A favore e come conseguenza di questa ripresa economica, dal 1879 la Francia si impegnò in un'azione di espansione coloniale senza precedenti. La necessità di avere sbocchi commerciali e la possibilità di elargire prestiti furono gli argomenti decisivi, oltre al nazionalismo, a favore della politica coloniale.[34]
La prima acquisizione di rilievo fu la Tunisia, limitrofa all'Algeria già colonia francese. Approfittando della buona fede dei deputati che credevano in un'azione di polizia, nell'aprile 1881 il governo di Jules Ferry fece occupare quella che era ufficialmente una provincia ottomana ma che aveva acquisito un'indipendenza quasi totale. Il 12 maggio il governatore locale riconobbe con il Trattato del Bardo il protettorato della Francia. Conseguenza principale dell'avvenimento fu l'avvicinamento politico dell'Italia, antagonista della Francia nel Mediterraneo, a Germania e Austria. Ciò che portò alla formazione della Triplice alleanza.
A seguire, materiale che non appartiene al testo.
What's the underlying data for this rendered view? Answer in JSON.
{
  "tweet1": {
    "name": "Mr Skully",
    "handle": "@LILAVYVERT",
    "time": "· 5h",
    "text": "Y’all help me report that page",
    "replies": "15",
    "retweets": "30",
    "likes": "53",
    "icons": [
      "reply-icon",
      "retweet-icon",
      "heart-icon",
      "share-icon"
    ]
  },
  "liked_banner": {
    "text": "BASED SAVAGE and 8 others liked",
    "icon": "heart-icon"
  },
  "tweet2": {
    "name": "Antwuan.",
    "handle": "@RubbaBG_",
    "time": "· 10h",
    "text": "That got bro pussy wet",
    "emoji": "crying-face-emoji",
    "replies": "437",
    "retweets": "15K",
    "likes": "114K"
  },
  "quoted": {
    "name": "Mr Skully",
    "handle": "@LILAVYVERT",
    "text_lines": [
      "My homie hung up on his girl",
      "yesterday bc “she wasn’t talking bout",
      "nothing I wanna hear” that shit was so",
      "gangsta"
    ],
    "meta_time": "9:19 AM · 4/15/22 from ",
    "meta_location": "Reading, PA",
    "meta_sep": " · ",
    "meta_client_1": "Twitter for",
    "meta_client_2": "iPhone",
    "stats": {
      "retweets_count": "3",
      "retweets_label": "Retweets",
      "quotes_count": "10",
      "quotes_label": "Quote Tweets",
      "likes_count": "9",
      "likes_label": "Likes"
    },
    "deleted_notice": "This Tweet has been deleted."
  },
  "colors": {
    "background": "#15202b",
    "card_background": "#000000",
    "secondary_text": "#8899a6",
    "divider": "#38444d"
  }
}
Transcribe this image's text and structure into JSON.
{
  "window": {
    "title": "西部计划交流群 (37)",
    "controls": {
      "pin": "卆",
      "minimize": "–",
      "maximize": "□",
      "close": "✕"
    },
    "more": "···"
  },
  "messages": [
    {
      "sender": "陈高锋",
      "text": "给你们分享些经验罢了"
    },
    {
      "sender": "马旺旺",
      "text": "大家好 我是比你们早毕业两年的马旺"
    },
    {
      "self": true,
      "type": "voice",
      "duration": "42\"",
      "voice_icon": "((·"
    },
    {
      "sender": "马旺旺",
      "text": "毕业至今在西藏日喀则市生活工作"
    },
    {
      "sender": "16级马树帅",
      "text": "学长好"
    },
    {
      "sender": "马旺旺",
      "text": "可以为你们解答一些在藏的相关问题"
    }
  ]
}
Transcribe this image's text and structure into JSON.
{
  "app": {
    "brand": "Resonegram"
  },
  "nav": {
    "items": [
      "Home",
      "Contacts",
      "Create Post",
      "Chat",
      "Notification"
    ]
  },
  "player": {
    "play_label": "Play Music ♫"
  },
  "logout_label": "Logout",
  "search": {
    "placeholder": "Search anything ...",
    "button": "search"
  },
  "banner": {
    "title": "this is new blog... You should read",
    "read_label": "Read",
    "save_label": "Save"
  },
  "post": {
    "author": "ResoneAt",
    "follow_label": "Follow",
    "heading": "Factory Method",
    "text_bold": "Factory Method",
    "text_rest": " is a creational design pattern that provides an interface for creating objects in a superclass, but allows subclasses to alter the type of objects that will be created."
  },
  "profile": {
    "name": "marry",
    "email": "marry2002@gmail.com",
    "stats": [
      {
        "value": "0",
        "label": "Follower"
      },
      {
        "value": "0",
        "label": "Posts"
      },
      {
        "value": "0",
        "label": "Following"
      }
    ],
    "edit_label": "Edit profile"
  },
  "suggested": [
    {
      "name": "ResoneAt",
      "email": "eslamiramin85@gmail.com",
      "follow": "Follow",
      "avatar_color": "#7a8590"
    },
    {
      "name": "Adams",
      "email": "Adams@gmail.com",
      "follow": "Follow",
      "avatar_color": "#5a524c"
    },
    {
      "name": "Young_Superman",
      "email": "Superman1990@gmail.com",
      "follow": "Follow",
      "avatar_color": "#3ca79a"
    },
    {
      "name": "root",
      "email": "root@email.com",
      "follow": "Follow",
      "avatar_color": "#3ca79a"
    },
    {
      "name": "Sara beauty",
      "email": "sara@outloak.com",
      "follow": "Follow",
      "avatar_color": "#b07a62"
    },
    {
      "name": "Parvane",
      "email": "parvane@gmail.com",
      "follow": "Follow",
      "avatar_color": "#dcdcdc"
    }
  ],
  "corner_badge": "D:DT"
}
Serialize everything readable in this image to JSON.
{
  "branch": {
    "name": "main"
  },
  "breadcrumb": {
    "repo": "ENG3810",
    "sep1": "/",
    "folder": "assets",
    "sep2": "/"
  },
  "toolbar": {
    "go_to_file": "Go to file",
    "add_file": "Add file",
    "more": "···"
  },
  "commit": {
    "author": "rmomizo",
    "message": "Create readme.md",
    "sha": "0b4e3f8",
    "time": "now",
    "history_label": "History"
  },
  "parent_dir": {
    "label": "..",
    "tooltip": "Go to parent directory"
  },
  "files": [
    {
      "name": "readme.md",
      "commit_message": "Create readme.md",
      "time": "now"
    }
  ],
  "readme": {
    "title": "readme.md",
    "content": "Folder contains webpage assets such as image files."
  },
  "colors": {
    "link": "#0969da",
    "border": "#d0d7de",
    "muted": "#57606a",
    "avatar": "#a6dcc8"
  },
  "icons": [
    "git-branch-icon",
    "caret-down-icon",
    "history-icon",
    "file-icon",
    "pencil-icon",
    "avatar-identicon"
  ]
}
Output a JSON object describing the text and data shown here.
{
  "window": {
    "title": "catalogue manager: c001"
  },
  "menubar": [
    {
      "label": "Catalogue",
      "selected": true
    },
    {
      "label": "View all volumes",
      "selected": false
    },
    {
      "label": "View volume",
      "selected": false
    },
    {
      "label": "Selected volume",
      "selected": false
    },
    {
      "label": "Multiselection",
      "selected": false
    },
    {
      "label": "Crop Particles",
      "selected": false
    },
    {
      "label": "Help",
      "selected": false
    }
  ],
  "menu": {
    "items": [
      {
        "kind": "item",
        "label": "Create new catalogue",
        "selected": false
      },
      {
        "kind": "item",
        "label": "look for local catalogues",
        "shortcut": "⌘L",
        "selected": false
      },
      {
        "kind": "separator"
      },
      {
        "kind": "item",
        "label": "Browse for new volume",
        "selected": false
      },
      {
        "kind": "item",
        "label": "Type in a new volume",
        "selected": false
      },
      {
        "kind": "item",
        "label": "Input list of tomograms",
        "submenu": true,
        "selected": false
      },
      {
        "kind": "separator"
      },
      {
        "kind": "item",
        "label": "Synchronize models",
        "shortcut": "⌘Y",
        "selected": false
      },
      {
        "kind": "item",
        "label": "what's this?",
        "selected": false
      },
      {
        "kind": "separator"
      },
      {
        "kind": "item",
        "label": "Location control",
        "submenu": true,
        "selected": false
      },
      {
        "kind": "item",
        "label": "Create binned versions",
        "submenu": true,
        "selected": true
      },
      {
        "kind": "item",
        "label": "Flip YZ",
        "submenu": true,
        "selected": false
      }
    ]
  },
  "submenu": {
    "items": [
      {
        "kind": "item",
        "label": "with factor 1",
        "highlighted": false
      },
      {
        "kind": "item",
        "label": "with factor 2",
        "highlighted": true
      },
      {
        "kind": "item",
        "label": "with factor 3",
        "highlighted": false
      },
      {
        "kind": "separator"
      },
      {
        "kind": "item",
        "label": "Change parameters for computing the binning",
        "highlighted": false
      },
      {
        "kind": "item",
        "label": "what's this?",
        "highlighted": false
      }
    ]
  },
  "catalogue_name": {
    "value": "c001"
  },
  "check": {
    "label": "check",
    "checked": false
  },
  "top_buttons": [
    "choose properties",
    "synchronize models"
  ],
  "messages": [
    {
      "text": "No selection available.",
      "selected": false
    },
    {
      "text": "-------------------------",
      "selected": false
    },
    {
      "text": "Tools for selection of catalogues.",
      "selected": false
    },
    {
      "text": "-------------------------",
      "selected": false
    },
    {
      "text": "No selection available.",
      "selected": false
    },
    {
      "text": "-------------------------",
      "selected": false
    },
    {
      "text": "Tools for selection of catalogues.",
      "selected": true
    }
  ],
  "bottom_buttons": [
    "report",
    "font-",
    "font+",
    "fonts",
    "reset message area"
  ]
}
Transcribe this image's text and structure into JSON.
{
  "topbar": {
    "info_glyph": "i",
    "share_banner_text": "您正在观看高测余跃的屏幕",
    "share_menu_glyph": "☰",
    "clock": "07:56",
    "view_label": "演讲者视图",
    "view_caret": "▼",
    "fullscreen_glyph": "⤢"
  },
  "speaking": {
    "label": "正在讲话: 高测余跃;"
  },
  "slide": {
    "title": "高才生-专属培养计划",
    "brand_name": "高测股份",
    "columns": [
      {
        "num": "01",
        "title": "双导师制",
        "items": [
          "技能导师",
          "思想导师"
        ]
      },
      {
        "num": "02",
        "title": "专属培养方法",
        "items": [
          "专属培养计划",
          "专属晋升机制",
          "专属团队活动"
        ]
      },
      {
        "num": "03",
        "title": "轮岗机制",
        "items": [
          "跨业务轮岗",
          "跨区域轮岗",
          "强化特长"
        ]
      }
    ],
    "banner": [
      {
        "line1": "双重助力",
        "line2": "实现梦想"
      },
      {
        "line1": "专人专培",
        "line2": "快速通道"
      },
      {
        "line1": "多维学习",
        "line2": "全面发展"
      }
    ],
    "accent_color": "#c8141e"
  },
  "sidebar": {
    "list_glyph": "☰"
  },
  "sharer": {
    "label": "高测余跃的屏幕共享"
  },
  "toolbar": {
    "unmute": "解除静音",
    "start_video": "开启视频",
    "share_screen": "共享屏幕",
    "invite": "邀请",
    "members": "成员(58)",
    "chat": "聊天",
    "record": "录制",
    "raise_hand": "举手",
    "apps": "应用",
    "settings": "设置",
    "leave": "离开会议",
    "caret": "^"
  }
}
La successiva impresa coloniale di Ferry fu la ripresa del progetto della conquista in Asia dell'impero di Annam. Quest'ultimo comprendeva approssimativamente l'odierno Vietnam, esclusa la Cocincina già colonia francese assieme alla Cambogia. Spinto da interessi economici che prevedevano una via commerciale per la Cina meridionale, Ferry fra il dicembre 1883 e il giugno 1884 conquistando il Tonchino riuscì a fare dell'Annam un protettorato formando l'Indocina francese. Subito dopo fu respinta una reazione militare della Cina che il 4 aprile 1885 fu costretta a firmare la rinuncia all'Annam.
Anche la Gran Bretagna dopo aver conquistato l'Alta Birmania, finì per concludere un accordo con la Francia sulla regione nel 1896.[35]
Ancora il Presidente del Consiglio Jules Ferry, per assicurarsi una base strategica sulla rotta dell'Indocina francese, negli anni 1883-1884 inviò una spedizione che occupò vari punti sulle coste del Madagascar.
Dieci anni dopo, Il 27 ottobre 1894, gli aristocratici locali “Hova” dichiararono la guerra santa alla Francia che rispose un mese dopo con l'invio di un corpo di spedizione di 15.000 uomini. Questo contingente, in condizioni difficili, riuscì a conquistare la capitale Antananarivo il 30 settembre 1895 e a fare del Madagascar un protettorato.[36]
Negli stessi anni, in concorrenza con la Gran Bretagna, la Francia occupava progressivamente nell'Africa occidentale la valle del medio corso del fiume Niger, fino a raggiungere Timbuctù nel 1893. Già dieci anni prima aveva preso possesso dei 600 km di costa della Costa d'Avorio il cui protettorato fu instaurato nel 1889.
Ancora in Africa occidentale, nel gennaio 1894 dopo due campagne militari, fu conquistato il Dahomey (attuale Benin) verso il corso inferiore del Niger, raggiunto a Nikki il 5 novembre dello stesso anno. Ne derivò una grave tensione con la Gran Bretagna che rientrò solo il 14 giugno 1898 con la firma di una convenzione anglo-francese: la Repubblica mantenne Nikki, ma fu la Gran Bretagna a vedersi confermata i territori più ricchi e popolosi.[35][37]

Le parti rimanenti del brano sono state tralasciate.